Tuesday, August 23, 2005

Walking Billboards

What is it these days about people and labels? People are mostly smart (at least I like to think so), so here is something I do not get. Why is it that people—and it seems most people do—confine themselves so readily to being labeled by some company who is making money off their own willingness to paint themselves into Dale Earnhardt, Jr. or some other icon? I love walking down the street and being sold to by Nike, Old Navy, or Bud Light or whatever company has successfully extracted a few bucks from some mindless nabob. I can’t help but wonder if the thought had even crossed the mind of the unsuspecting victim that he or she’d been had. I mean, shouldn’t it be the other way around? Shouldn’t a person be paid to be a walking billboard? You don’t ever see any roadside billboards standing in line at the local rescue mission or the teeny-bopper mall to purchase the garnishment that would cover their own nakedness, do you? Of course not! And you’ll never see me stoop to that level, either.
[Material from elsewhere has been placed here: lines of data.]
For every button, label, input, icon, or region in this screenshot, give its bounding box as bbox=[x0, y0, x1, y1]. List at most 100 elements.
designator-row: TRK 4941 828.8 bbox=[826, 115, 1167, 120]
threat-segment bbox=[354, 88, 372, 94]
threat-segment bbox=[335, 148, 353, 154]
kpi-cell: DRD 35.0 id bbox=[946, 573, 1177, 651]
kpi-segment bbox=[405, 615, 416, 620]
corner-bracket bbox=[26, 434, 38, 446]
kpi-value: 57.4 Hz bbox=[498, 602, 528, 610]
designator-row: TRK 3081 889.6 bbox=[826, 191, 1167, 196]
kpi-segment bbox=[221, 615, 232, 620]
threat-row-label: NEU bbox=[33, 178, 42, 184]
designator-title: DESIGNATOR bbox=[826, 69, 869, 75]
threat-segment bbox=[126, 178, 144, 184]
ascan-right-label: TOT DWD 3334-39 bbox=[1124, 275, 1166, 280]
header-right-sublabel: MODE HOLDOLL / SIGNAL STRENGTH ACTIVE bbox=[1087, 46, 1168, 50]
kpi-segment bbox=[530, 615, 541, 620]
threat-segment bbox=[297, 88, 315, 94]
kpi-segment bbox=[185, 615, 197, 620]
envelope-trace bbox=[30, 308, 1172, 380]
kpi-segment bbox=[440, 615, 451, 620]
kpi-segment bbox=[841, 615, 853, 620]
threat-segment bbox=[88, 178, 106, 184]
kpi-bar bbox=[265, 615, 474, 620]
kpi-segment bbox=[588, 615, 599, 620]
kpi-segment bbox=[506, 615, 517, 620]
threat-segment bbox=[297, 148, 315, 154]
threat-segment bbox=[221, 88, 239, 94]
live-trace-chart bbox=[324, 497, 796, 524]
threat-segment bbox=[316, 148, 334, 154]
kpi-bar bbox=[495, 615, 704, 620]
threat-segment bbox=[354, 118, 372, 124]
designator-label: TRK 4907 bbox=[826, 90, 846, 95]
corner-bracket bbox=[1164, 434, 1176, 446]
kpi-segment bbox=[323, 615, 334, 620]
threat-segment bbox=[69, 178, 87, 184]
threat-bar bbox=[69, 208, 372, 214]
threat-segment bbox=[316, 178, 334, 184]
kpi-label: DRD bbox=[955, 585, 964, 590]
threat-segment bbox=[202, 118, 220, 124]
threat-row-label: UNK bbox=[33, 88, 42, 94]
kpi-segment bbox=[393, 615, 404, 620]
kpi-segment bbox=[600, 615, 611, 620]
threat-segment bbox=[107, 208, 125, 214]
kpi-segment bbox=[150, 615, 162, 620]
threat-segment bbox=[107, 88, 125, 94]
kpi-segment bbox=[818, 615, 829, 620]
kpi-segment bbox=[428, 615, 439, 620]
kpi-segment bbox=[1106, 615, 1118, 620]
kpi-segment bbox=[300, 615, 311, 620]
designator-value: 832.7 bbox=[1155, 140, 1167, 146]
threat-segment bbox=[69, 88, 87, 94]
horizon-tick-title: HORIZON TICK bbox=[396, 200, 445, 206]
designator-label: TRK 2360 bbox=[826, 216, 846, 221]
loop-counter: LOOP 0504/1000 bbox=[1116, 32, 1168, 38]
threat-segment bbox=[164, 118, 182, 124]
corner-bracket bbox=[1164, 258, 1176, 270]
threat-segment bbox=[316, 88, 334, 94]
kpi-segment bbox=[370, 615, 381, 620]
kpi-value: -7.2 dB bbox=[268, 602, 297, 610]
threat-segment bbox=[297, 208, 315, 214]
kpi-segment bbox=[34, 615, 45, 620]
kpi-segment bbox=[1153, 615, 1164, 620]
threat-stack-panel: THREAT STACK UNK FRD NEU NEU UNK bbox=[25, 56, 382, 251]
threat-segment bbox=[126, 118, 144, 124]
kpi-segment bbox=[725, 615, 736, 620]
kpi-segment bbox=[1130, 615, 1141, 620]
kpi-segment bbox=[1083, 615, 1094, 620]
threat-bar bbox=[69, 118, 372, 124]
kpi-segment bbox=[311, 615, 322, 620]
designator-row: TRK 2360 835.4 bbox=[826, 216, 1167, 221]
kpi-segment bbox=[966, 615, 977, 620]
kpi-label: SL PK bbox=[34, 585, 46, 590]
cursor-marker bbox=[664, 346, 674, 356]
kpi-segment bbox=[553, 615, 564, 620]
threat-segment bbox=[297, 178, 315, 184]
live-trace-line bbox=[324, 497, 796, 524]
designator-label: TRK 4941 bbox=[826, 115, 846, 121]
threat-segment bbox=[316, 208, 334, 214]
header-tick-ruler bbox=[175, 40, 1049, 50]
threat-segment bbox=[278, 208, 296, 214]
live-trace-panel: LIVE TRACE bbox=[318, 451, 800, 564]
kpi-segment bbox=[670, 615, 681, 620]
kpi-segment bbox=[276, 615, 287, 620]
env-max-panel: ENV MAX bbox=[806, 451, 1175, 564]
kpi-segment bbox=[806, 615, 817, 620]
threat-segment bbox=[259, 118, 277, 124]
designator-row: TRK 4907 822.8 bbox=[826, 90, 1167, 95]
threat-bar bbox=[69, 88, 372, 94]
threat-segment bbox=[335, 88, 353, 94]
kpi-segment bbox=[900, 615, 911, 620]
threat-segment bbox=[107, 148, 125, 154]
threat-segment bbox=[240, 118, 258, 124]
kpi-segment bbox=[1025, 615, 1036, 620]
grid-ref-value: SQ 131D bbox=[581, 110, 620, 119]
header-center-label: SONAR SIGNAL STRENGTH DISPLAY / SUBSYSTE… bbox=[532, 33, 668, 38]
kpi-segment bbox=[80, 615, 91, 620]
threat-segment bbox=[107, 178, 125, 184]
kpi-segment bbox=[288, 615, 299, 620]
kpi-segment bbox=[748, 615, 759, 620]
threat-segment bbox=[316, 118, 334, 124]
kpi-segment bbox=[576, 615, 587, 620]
In fact, when I was pimply-faced and insecure—wait, I still am. I mean when I was in school, I was never reduced to self-labeling or calling myself a variety of names--I had friends to do that for me.

So I just don’t get it.

And then there are those people who drive around with a cute little oval on their bumper which says OBX? What on earth is an OBX?! And why is it these people want me to know that they like OBX? I actually have my very own secret theory that these people are the degenerative progeny of the earliest cavemen and that they are still utilizing their ancestral language that only they know in order to make them feel sophisticated.

But now it’s even worse. We’ve got all these other idiotic indecipherable white ovals plastered to every piece of available space imaginable. I guess these sophisticates are now becoming even more sophisticated. In fact, just yesterday I saw stationary OBX hubcaps. That’s right, you heard me! While the car is moving these things stay upright. They must be weighted somehow so that the letters don’t turn while the car is moving. Wow! Now, if it’s really true what these modern cave dwellers say—I overheard once that OBX is Cavespeak for the Outer Banks—I’m grabbing my wife and kids immediately and am going to spend my two week vacation along the Carolina coast just to find out what the hubbub is all about. Perhaps while I’m down there I’ll find my answer while walking along the beach with a kid at each hand as the sun sets over the beautiful water.
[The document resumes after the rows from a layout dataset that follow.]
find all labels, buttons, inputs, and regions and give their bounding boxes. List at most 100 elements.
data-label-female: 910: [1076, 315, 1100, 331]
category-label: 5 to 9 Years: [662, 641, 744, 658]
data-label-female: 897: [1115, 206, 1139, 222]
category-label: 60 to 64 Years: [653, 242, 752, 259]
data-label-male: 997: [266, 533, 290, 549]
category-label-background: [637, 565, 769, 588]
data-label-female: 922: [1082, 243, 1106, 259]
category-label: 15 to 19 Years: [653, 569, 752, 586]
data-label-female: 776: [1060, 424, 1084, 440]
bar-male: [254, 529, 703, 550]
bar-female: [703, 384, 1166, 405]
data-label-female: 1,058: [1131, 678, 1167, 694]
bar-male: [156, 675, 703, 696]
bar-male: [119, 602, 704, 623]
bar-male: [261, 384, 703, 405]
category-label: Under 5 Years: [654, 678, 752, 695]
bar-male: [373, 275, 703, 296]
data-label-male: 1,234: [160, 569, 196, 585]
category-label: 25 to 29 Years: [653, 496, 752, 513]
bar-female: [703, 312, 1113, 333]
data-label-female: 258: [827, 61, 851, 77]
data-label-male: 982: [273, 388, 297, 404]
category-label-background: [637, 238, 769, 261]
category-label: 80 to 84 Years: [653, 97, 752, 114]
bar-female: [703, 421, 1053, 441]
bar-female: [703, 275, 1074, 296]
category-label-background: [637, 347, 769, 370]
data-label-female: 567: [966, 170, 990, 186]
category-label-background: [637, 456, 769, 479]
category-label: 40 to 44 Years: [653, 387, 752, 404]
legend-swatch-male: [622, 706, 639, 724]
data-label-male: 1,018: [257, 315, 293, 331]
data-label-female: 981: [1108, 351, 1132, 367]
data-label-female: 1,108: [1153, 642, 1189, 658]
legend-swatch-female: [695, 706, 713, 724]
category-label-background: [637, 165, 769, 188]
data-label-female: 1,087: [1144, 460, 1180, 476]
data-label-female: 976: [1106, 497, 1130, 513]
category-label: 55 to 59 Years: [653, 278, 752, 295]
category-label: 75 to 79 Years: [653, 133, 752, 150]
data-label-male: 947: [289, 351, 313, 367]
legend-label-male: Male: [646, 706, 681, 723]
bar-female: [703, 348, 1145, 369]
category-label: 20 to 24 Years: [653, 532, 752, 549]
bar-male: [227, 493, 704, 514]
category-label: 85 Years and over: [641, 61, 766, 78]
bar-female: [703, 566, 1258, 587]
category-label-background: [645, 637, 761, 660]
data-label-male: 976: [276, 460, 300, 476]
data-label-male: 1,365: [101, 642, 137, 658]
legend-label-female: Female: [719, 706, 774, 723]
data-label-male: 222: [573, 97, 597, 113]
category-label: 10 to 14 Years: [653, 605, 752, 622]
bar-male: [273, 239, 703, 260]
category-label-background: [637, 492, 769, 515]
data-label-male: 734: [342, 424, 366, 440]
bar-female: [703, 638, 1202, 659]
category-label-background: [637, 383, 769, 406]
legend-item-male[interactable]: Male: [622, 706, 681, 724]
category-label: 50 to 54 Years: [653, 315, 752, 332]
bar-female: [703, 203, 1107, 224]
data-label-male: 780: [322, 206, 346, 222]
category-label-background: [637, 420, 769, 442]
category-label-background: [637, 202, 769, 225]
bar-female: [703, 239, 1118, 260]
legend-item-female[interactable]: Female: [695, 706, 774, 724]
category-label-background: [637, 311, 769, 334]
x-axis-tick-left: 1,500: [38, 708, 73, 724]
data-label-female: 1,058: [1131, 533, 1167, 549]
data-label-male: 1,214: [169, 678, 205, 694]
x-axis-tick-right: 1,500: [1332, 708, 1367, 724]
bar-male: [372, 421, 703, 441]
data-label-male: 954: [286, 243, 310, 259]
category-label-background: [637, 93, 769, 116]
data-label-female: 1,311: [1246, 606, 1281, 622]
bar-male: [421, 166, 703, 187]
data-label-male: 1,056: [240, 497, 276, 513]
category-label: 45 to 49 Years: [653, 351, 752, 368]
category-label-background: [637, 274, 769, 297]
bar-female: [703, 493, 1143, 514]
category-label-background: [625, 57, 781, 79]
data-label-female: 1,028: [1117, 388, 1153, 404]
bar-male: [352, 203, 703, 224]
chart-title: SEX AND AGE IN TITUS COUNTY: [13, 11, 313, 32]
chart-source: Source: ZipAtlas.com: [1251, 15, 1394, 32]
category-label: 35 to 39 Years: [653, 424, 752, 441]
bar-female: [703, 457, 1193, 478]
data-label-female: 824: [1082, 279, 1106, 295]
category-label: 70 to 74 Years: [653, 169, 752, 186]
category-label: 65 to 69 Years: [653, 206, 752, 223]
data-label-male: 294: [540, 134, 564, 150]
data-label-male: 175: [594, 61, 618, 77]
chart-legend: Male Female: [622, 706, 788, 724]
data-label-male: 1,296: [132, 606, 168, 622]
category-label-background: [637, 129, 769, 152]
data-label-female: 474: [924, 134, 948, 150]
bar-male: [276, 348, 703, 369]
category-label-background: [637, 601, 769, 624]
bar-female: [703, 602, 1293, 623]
But if not, the next time I see any vehicle with that annoying white oval and those same black letters, I’m going to jump from my car, rip that thing off, and save someone else from the deception—and from spending a few of their precious hard-earned dollars on a wasted trip when instead they could use their money on something worthwhile—like a baseball cap with a big fat checkmark on it!

Monday, August 15, 2005

Election Depression

This one I wrote just after the last presidential election.


The presidential election is over and I’m depressed and in need of serious help. I hope there is someone out there who, while I hope is not afflicted with the same degree of depression as I am, can at least understand what I am going through and offer some encouraging words to cheer me up. For the last few weeks I have been very tired and emotionally spent. I have not at all been sleeping well and when I do, I have had the worst nightmares I’ve had in years. I have not been doing well in school and I have at times (to mine and my family’s dismay) involuntarily shouted obscenities for no apparent reason at all. To be sure, yes, I am angry; as I am sure many of you are at the outcome of the election. But more than just being angry, I am sad.
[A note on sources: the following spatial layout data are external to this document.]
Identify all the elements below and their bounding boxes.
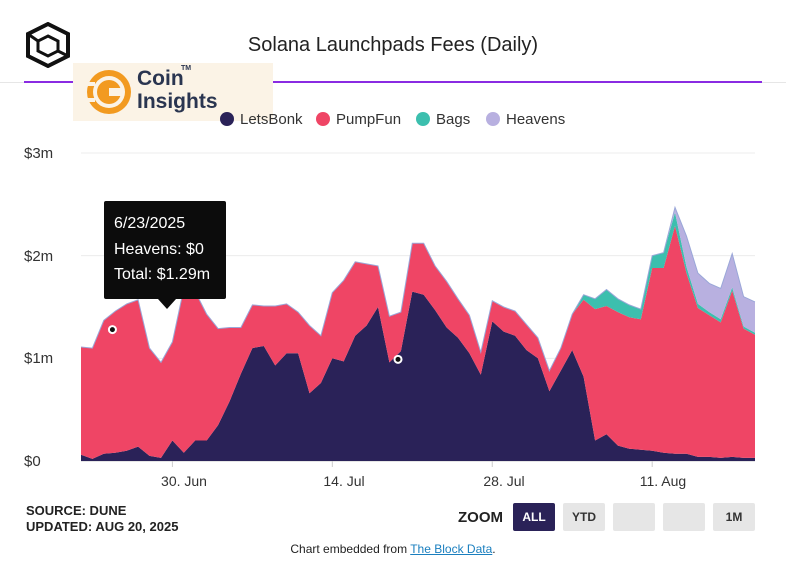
wordmark-line1: Coin (137, 67, 184, 90)
legend-item-heavens[interactable]: Heavens (486, 111, 565, 128)
tooltip-date: 6/23/2025 (114, 215, 186, 232)
chart-title: Solana Launchpads Fees (Daily) (247, 34, 539, 56)
legend-item-letsbonk[interactable]: LetsBonk (220, 111, 303, 128)
coin-insights-wordmark: Coin Insights (137, 67, 218, 113)
legend-swatch (316, 112, 330, 126)
legend-label: LetsBonk (240, 111, 303, 128)
trademark: TM (181, 65, 192, 72)
legend-item-bags[interactable]: Bags (416, 111, 470, 128)
y-tick-label: $3m (24, 145, 54, 162)
coin-insights-logo-icon (85, 70, 131, 114)
zoom-1m-button[interactable]: 1M (713, 503, 755, 531)
title-accent-line (24, 81, 762, 83)
area-series-pumpfun (81, 225, 755, 459)
zoom-button-blank-1[interactable] (613, 503, 655, 531)
y-tick-label: $1m (24, 350, 54, 367)
legend-swatch (220, 112, 234, 126)
hover-marker (107, 325, 117, 335)
y-tick-label: $0 (24, 453, 41, 470)
updated-label: UPDATED: AUG 20, 2025 (26, 519, 179, 534)
tooltip-series-value: Heavens: $0 (114, 241, 204, 258)
tooltip-markers (107, 325, 403, 364)
area-series-letsbonk (81, 291, 755, 461)
x-tick-label: 28. Jul (483, 473, 525, 489)
tooltip-caret (158, 299, 176, 309)
legend-swatch (416, 112, 430, 126)
x-tick-label: 14. Jul (323, 473, 365, 489)
legend-label: PumpFun (336, 111, 402, 128)
coin-insights-watermark: Coin Insights TM (73, 63, 273, 121)
embed-suffix: . (492, 542, 496, 556)
zoom-label: ZOOM (458, 509, 503, 526)
x-tick-label: 30. Jun (161, 473, 207, 489)
tooltip-total: Total: $1.29m (114, 266, 211, 283)
legend-item-pumpfun[interactable]: PumpFun (316, 111, 401, 128)
hover-marker (393, 354, 403, 364)
the-block-data-link[interactable]: The Block Data (410, 542, 493, 556)
legend-label: Heavens (506, 111, 566, 128)
legend-label: Bags (436, 111, 471, 128)
zoom-all-button[interactable]: ALL (513, 503, 555, 531)
source-label: SOURCE: DUNE (26, 503, 127, 518)
y-tick-label: $2m (24, 248, 54, 265)
legend-swatch (486, 112, 500, 126)
zoom-button-blank-2[interactable] (663, 503, 705, 531)
embed-note: Chart embedded from The Block Data. (0, 542, 786, 556)
zoom-ytd-button[interactable]: YTD (563, 503, 605, 531)
source-info: SOURCE: DUNE UPDATED: AUG 20, 2025 (26, 503, 178, 535)
embed-prefix: Chart embedded from (290, 542, 411, 556)
theblock-logo (26, 22, 70, 68)
area-series (80, 205, 756, 461)
chart-tooltip: 6/23/2025 Heavens: $0 Total: $1.29m (104, 201, 226, 299)
x-tick-label: 11. Aug (639, 473, 687, 489)
wordmark-line2: Insights (137, 90, 218, 113)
Maybe I need counseling. I have thought about it and, like some of the John Kerry supporters in Palm Beach County, Florida, perhaps I should try it. In case you haven’t heard there have been at least fifty Kerry supporters who are in group therapy for treatment of a new disorder called PEST. PEST stands for Post Election Selection Trauma and, ironically, many of the symptoms I have experienced are exactly the same as what these particular Floridians have had.

These symptoms have been described by the county’s American Health Association (AHA) director, Robert J. Gordon and some of the patients there. The Boca Raton News website quoted one of the patients there as being scared. “Democracy is at stake and nobody is rising to protest this president,” the patient said. “According to AHA officials,” states the website, “symptoms of PEST are similar to post-traumatic stress disorder. They include nightmares, sleeplessness, hostility, listlessness…” Gordon said, “If I had a cardboard cutout of President Bush and these people wanted to throw darts at it, I would let them do it… It’s no joke. People with PEST were traumatized by the election. If you even mention religion, their faces turn blister-red as they shout at Bush.” Gordon also said, “More than anything else, people with PEST tremble physically.” According to AHA officials, one of the symptoms even includes threats to leave the country.

Come to think of it, no wonder I’m so angry, sad, and depressed. Wouldn’t you be, too, if you realized that such great entertainment was about to leave the country?